Crying to be back in the beloved country and among friends
- Branko Brkic
- 04 Oct 2009 (South Africa)
There are numerous business-related costs Sappi will save by delisting from the London Stock Exchange, not least the cost of keeping administrative staff in the city and in its wine bars. And this can only be good for the company and its shareholders.
In heading back to Jozi, the global paper giant will see these costs fast amortised by increasingly efficient trading technologies and contemporary stock market rules that smooth cross-border trade and fit well into the paradigm of globalisation. Sappi CEO Ralph Boettger says it’s now much easier for foreign shareholders to trade directly on the JSE. Anyway, the company is still retaining its NYSE listing.
Apart from listing and publicity costs, the fact that British-based shareholders only have a meagre 0.036% of Sappi’s total issued share capital is another reason it’s coming home. Sappi says the British register will be closed on 2 November 2009, with shareholders on the LSE transferred to the JSE.
This is not the first time Sappi’s got out of European markets. In 2005 it ended its secondary listing on the Frankfurt Stock Exchange after just more than 200,000 shares were traded in 2004, compared to more than 300 million shares on the JSE and some 50 million on the New York main board. Earlier, in 2000, the company delisted from Paris, a spoke in the wheel of liquidity which traded only 35,000 of its 239 million shares at the time.
Additionally Sappi has committed itself to reducing net debt between 25% and 30% over the next three years. This reduces its financing costs, in turn improving its debt maturity profile and strengthening its balance sheet. And now that Sappi is, in fact, a leading global paper company, it says the rationale for its 1992 listing in London – to fund its European expansion - has fallen by the wayside.

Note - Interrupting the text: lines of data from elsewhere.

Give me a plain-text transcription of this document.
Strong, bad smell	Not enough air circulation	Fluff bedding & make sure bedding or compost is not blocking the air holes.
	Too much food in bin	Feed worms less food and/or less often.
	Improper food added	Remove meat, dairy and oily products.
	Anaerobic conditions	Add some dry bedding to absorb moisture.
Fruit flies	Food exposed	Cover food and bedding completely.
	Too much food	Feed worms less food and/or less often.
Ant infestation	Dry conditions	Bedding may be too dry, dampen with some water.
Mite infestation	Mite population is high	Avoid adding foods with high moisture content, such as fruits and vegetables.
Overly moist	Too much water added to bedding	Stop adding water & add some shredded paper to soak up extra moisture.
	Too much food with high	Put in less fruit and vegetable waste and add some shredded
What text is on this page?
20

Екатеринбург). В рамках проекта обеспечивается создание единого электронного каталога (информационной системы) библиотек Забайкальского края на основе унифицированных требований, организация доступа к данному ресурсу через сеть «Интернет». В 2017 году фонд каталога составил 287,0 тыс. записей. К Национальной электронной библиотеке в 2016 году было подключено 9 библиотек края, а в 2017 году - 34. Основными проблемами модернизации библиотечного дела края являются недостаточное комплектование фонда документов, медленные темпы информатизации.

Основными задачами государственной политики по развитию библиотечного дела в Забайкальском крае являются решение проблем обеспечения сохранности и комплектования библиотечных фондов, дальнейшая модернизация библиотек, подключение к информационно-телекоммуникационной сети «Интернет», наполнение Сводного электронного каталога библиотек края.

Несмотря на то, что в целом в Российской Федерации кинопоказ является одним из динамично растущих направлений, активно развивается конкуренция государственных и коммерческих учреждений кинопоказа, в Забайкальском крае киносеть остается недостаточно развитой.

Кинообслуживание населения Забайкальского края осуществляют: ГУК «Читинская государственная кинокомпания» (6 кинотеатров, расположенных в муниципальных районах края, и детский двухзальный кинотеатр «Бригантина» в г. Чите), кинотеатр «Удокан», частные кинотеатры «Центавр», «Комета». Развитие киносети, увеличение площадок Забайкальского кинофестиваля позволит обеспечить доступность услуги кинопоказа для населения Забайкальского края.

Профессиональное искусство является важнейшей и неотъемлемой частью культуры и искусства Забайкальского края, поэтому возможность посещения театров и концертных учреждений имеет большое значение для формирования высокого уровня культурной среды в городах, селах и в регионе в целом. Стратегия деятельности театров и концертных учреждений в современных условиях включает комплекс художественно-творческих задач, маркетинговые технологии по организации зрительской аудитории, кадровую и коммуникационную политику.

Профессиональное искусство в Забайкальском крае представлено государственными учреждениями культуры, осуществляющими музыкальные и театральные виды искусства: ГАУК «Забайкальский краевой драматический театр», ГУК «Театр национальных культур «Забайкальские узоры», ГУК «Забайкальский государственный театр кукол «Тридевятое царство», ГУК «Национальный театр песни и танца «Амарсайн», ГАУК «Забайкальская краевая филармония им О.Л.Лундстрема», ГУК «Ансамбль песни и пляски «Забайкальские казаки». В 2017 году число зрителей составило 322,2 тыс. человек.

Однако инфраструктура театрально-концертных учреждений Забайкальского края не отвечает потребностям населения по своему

Sappi’s move follows Naspers’ decision to delist from the NASDAQ in 2007, based on the high costs of maintaining a listing in the US and complying with the 2002 Sarbanes-Oxley Act. Sarbanes-Oxley dramatically upped the criteria for corporate accounting disclosures following the collapse of US energy-trader Enron and the bankruptcy of WorldCom.
But Sappi and Naspers are not the only South African companies feeling the costs of overseas listings. In June, Telkom announced it was delisting from the NYSE to cut costs after posting a 45.9% drop in full-year headline earnings per share. At the time, one analyst said Telkom needed to reposition itself urgently because the sale of Vodacom cast doubt on the future performance of the company at a time when fixed-line services were losing ground to new technologies. So, in an era of global boom and bust, companies need to be flexible about how and where they operate.
Apartheid drove many away and that may have been rather patriotic of them
When the walls of apartheid came tumbling down, a number of South African conglomerates took off for fresher pastures. Shedding the shackles of international sanctions and the size of the local market, they headed for primary and secondary listings in places such as London and New York. Among the first to leave SA were Anglo American, Billiton, Old Mutual, Liberty, SA Breweries and Gold Fields.
While the ANC and its union allies, predictably, said these companies were looking offshore because they had no confidence in South Africa, the companies were in fact beset by labour inflexibility, over-regulation and government intervention in various industries. More stringent competition policies stymied mergers and acquisitions, and the difficulties of raising capital and foreign exchange controls had left South Africa lagging behind the developed world. So listings abroad suited companies with eyes on globalisation.
Other followed, with Didata and Investec heading offshore. JSE rules are similar to those of the LSE, but London was always an expensive exercise. At one time, some 90% of South African miners were listed in London, but many found it tough to raise capital there. Despite being incredibly costly, executives didn’t wear the right school ties and didn’t belong to the right clubs. So, as it was during the apartheid years, SA companies were viewed with as much suspicion abroad as they were by anti-apartheid activists at home. The myriad opaque cross-holdings on the JSE and the secretiveness among the ranks just didn’t cut it in open markets.
Though Julius Malema and his comrades might applaud Sappi for quitting “imperialist “ markets and returning to more liquid shores -- that’s market liquidity, by the way – it’s departure in the first place probably had less to do with racism and more to do with being “patriotic”.